Шрифт:
Интервал:
Закладка:
ДНЕВНИК — ПОСТОРОННИМ НЕ ЗАГЛЯДЫВАТЬ!
На первой странице дневника появилась запись: «Сегодня мне купили велосипед. Завтра будут испытания и тренировка».
На следующий день после школы я чем-то перекусил, схватил велосипед и вынес его на улицу. Сделал пять кругов вокруг дома, переулками добрался до заброшенного стадиона, там, представляя себя на велотреке, намотал двадцать кругов вокруг футбольного поля, счастливый вернулся к дому и сел на скамейку, чтобы отдышаться.
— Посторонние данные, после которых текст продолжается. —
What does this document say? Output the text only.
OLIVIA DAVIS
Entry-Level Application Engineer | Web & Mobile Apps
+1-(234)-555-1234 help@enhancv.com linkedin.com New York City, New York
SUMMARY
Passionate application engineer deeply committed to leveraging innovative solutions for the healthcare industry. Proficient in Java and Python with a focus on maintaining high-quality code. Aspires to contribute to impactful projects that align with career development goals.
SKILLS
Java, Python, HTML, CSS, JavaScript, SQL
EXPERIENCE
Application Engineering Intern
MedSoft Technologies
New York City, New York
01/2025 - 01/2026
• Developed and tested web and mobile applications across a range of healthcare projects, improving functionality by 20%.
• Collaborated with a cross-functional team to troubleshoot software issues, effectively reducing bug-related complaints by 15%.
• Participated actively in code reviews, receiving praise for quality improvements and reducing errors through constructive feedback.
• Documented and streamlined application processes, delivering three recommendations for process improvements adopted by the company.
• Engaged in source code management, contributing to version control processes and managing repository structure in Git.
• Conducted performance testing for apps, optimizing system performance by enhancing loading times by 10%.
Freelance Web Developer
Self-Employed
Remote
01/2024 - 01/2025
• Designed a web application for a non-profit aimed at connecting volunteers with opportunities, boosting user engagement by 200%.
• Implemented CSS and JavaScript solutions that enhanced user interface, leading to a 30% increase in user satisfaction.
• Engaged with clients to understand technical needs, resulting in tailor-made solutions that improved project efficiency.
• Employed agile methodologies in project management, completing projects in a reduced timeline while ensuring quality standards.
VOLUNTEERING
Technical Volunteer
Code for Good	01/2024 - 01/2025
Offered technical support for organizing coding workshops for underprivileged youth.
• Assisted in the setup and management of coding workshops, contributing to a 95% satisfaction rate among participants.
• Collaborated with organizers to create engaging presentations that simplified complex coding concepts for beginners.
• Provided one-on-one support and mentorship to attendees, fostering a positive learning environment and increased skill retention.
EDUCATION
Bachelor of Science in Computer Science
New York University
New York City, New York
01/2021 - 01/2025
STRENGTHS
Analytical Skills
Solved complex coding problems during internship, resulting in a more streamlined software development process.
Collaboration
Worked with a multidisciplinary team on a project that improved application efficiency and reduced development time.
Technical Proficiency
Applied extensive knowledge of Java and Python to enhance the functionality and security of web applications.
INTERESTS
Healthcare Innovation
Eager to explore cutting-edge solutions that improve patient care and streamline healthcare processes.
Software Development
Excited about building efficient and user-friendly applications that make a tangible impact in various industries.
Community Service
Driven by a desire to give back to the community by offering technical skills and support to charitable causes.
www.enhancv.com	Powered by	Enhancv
Подошёл сосед Юрка. Он потыкал ботинком шины, постучал по седлу и спросил:
— Осваиваешь технику?
— Ага, тренируюсь, — сказал я.
— Выдохся?
— Нормально всё.
— Тебе нужен велосипед с мотором.
— Это потом, когда стареньким стану.
— Тогда тебе машину придётся покупать.
— И это потом.
— А я не буду учиться водить машину. Это лишнее.
Вот умеет Юрка заинтриговать!
— Это почему?
— Ты на лошади умеешь кататься?
— Нет.
— А твои родители?
— Тоже нет.
— Вот видишь! А сто лет назад все умели. Сейчас лошадей ни у кого нет, и никто не умеет.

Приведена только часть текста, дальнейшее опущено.